Se este texto serve para introduzir o problema, o Especial de Edgar Caetano sobre as tensões entre os grandes produtores mundiais –Petróleo. Quem irá pestanejar primeiro: Putin ou Arábia Saudita?– é uma fundamentada análise sobre o que leva países como a Rússia e o reino do deserto a prolongarem um braço de ferro que parece estar a arruinar as finanças de um e de outro. É que a factura é muito pesada: “Estima-se que por cada dólar que o preço do petróleo cai o Estado russo perde o equivalente a 2 mil milhões de dólares de receita anual. Isto porque mais de metade das receitas públicas vêm do petróleo, que corresponde, também, a mais de 70% das exportações do país.”

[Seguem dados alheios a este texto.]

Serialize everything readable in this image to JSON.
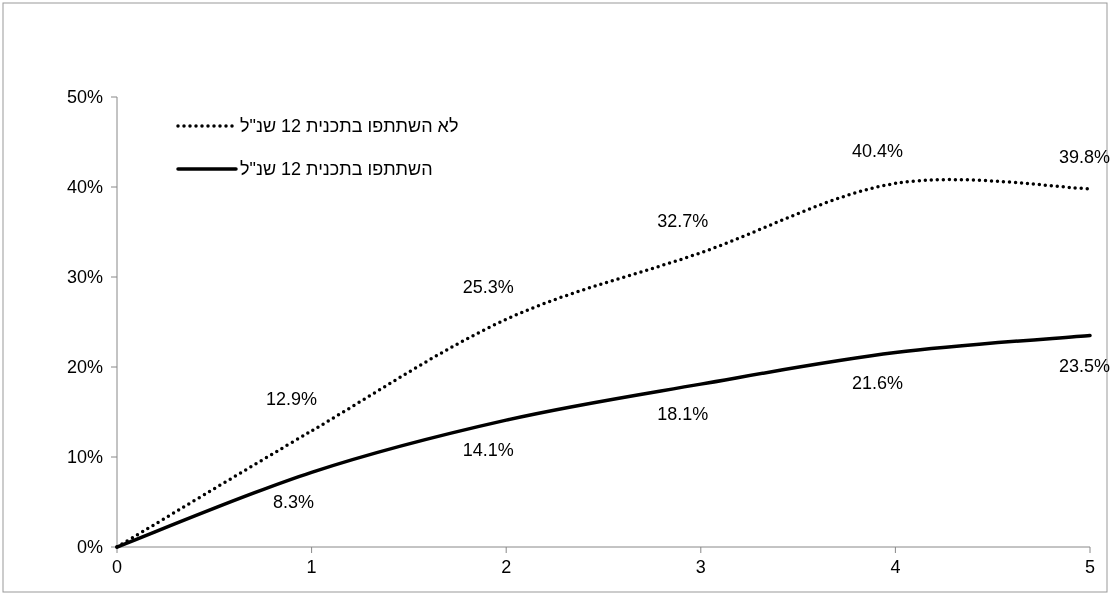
{
  "chart_data": {
    "type": "line",
    "x": [
      0,
      1,
      2,
      3,
      4,
      5
    ],
    "xlim": [
      0,
      5
    ],
    "xticks": [
      0,
      1,
      2,
      3,
      4,
      5
    ],
    "ylim": [
      0,
      50
    ],
    "yticks": [
      {
        "value": 0,
        "label": "0%"
      },
      {
        "value": 10,
        "label": "10%"
      },
      {
        "value": 20,
        "label": "20%"
      },
      {
        "value": 30,
        "label": "30%"
      },
      {
        "value": 40,
        "label": "40%"
      },
      {
        "value": 50,
        "label": "50%"
      }
    ],
    "series": [
      {
        "name": "לא השתתפו בתכנית 12 שנ\"ל",
        "color": "#000000",
        "line_style": "dotted",
        "values": [
          0,
          12.9,
          25.3,
          32.7,
          40.4,
          39.8
        ],
        "value_labels": [
          null,
          "12.9%",
          "25.3%",
          "32.7%",
          "40.4%",
          "39.8%"
        ]
      },
      {
        "name": "השתתפו בתכנית 12 שנ\"ל",
        "color": "#000000",
        "line_style": "solid",
        "values": [
          0,
          8.3,
          14.1,
          18.1,
          21.6,
          23.5
        ],
        "value_labels": [
          null,
          "8.3%",
          "14.1%",
          "18.1%",
          "21.6%",
          "23.5%"
        ]
      }
    ],
    "marker": "none",
    "legend": "top left"
  }
}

(A este propósito vale a pena recordar um outro Especial mais antigo, também no Observador, Petróleo barato. O tiro da OPEP está a sair pela culatra, onde se explica o porquê de uma guerra de preços que se iniciou para tentar levar à falência muitos projectos novos, nomeadamente os ligados ao fracking do petróleo e gás de xisto nos Estados Unidos.)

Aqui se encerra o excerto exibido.